What will Fusaka Change?
An important part of Fusaka is the gradual expansion of blob capacity. A blob is a large block of extra data that can be stored with a transaction or block, but which does not have to be processed in the same way by all nodes directly. The idea is a kind of large, external storage location for transaction data or other information, which makes the chain more efficient.
Through two forks, the capacity will be gradually increased in phases from 6/9 blobs to ultimately 14/21 blobs. The process runs automatically during predetermined periods, ensuring the network expansion proceeds smoothly without major disruptions to existing applications.
Additionally, Fusaka introduces PeerDAS, allowing nodes to verify data by only retrieving small chunks of information, instead of downloading full blocks. This results in less storage and bandwidth usage and makes it easier to support Layer-2 solutions.

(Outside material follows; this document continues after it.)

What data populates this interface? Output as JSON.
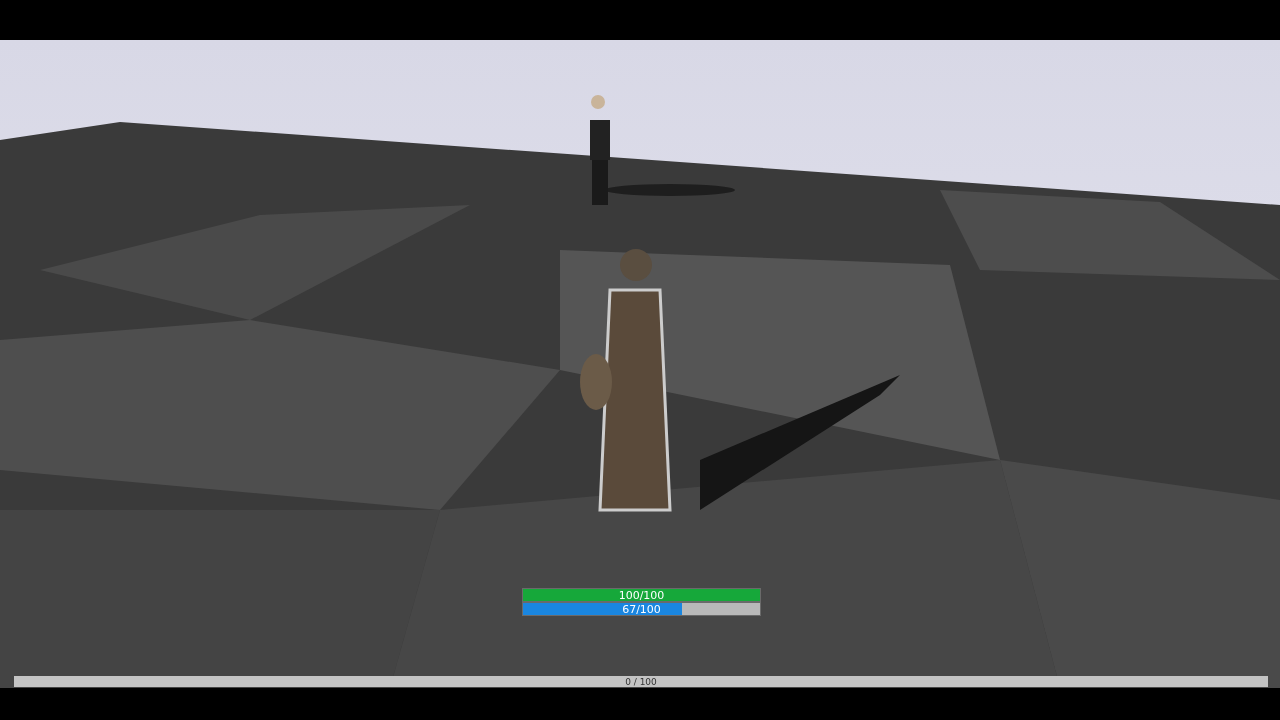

Furthermore, the base fees for transactions with blobs are limited, making transaction costs more predictable. Simultaneously, this enhances the network's security and resistance to spam.
Fusaka is intended to make Ethereum better prepared for higher transaction loads and future Layer 2 expansions. Thanks to more efficient data processing and better accessibility, the network becomes more robust and appealing to smaller node operators. This update demonstrates that Ethereum remains committed to a secure, decentralised, and scalable blockchain, while promoting interoperability between different chains.
Disclaimer: This is not financial advice. Always consider conducting your own research and seeking professional advice before investing.